L’exploration de la République Démocratique du Congo : LITHIUM

Alors que le collectif congolais ‘Cercle d’Art des Travailleurs de Plantation Congolaise (CATPC)’ représente les Pays-Bas, le Pavillon de la République Démocratique du Congo (RDC) est prêt à dévoiler sa propre exposition sous le thème « LITHIUM ». Sous le commissariat de Joseph Ibongo Gilungula, Michele Gervasuti et James Putnam, le pavillon présente les pratiques artistiques d’Aimé Mpane, Eddy Kamuanga Ilunga, Eddy Ekete, Jean Katambayi Mukendi, Cédric Sungo, Steve Bandoma, Eléonore Hellio et Michel Ekeba du collectif Kongo Astronauts à la Fondation Gervasuti (Palazzo Canova, Cannaregio).


Portraits des artistes. Image avec l’aimable autorisation des artistes et artmedia


L’expression mélodique de la Côte d’Ivoire : Blue Note

Le pavillon de la Côte d’Ivoire, intitulé « Blue Note » et dirigé par Illa Ginette Donwahi et Simon Njami au Centro Culturale Don Orione Artigianelli – Dorsoduro 947, présente les efforts artistiques de Jems Koko Bi, François Xavier Gbré, Sadikou Oukpedjo, Franck Abd-Bakar Fanny et Marie Claire Messouma.


Le voyage de réappropriation culturelle du Kenya : Roots of Return

Le Kenya rejoint le sommet incontournable de l’art contemporain international avec son pavillon sur le thème « Roots of Return » (Les Racines du Retour), sous le commissariat de Milka Mugo et Edward Mwaura Ndekere. Le pavillon présente les artistes Elkana Ong’esa, Gerald Oroo Motondi, Robin Okeyo Mbera, John Tabule Abuya Ogao, Peter Kenyanya Oendo et Charles Duke Kombo.


L’harmonie collective de l’Ouganda : WE ARE ONE

Le Pavillon de l’Ouganda invite les visiteurs à s’immerger dans une exposition collective, sous le commissariat d’Acaye Kerunen, qui brise les barrières empêchant les artistes et artisans d’accéder au monde de l’art. Intitulée WAN ACEL | TULIBAMU | TURIBAMWE | WE ARE ONE (NOUS SOMMES UN), l’exposition présente les œuvres de cinq artistes individuels et d’un collectif de vingt-six tisserands.


Le collectif d’artisans tisserands, Source de l’image : Blum Gallery

À travers un éventail de médiums tels que le tissu d’écorce, le bambou noir, les perles de papier, les fibres naturelles, les installations vidéo et le son, le pavillon offre une expérience riche et diversifiée. Célébrant l’interconnexion de la sculpture, de l’architecture, de la matérialité et de l’artisanat, il présente un récit nuancé qui dévoile l’essence du lieu dans son contexte temporel.


Conclusion

Des débuts des pavillons du Bénin, de l’Éthiopie, de la Tanzanie et du Sénégal au retour de voix établies comme le Nigeria et l’Afrique du Sud, la présence africaine à la Biennale est à la fois diverse et dynamique. Chaque pavillon offre un prisme unique à travers lequel faire l’expérience des complexités de l’identité, du patrimoine et de l’innovation africains.

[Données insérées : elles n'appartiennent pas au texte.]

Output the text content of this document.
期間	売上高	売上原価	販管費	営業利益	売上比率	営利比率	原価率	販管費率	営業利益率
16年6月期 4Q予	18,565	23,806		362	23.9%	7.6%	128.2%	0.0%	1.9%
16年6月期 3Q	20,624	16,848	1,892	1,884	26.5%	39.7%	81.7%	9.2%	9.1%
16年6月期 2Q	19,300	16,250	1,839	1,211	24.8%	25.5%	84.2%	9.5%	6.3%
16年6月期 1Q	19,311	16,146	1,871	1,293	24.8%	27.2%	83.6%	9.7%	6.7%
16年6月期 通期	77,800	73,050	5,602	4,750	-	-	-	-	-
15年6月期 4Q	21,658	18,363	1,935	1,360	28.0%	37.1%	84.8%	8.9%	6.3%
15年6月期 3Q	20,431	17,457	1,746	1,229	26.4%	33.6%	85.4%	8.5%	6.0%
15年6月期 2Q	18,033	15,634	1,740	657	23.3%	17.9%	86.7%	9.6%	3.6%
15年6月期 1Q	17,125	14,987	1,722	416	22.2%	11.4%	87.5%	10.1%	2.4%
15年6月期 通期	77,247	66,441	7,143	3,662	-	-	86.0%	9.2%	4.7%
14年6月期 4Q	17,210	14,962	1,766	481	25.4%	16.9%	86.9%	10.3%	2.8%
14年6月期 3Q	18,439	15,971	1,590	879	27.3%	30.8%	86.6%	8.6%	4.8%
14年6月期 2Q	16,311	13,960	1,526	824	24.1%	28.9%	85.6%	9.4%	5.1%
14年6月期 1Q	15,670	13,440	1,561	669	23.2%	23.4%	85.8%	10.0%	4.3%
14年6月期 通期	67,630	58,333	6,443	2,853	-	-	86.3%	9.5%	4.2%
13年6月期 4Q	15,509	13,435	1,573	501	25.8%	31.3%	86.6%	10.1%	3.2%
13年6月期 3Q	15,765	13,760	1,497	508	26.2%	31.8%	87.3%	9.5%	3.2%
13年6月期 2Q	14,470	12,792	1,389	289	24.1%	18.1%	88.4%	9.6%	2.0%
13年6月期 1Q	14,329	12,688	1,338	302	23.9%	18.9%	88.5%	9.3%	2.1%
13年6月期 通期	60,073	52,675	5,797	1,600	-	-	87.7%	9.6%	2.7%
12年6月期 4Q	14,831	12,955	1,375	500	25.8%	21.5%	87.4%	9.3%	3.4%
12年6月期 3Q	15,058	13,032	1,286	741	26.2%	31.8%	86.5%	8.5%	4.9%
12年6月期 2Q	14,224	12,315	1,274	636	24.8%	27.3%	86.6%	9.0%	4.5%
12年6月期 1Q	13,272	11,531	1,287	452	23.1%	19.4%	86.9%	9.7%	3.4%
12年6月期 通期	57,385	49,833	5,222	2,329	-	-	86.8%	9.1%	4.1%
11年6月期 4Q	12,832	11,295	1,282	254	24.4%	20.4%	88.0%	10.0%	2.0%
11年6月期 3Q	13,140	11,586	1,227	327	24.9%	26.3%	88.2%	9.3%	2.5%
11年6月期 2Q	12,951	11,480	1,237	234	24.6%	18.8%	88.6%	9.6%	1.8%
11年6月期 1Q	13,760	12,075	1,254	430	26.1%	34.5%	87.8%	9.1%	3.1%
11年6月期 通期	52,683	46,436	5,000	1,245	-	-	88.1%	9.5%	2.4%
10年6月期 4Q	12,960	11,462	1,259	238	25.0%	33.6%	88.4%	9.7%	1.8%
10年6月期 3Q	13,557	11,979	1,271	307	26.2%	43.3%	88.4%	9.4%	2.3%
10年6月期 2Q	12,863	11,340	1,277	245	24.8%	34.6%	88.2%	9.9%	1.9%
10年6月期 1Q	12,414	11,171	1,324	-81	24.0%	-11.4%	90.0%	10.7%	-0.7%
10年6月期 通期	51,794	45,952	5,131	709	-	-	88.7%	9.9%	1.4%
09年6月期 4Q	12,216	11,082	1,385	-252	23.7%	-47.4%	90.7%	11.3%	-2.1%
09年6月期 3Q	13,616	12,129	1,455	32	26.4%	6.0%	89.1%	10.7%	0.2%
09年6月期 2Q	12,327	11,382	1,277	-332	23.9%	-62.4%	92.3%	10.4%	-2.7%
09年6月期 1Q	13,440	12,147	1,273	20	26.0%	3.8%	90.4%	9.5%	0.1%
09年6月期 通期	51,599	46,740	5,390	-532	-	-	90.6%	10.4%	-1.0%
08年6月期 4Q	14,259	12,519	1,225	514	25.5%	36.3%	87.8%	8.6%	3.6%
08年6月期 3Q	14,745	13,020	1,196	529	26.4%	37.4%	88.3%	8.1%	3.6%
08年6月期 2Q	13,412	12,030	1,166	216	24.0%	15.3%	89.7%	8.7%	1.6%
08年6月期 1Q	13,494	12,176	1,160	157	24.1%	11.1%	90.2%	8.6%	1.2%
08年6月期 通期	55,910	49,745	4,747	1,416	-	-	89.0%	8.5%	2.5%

Les pavillons africains à la Biennale de Venise ne célèbrent pas seulement le patrimoine artistique du continent, mais ouvrent également la voie à un dialogue et à des échanges significatifs à l’échelle mondiale. Grâce au pouvoir transformateur de l’art, les pavillons africains à la Biennale de Venise illustrent la capacité à transcender les frontières et à favoriser les connexions, offrant une célébration collective de la créativité et de la diversité.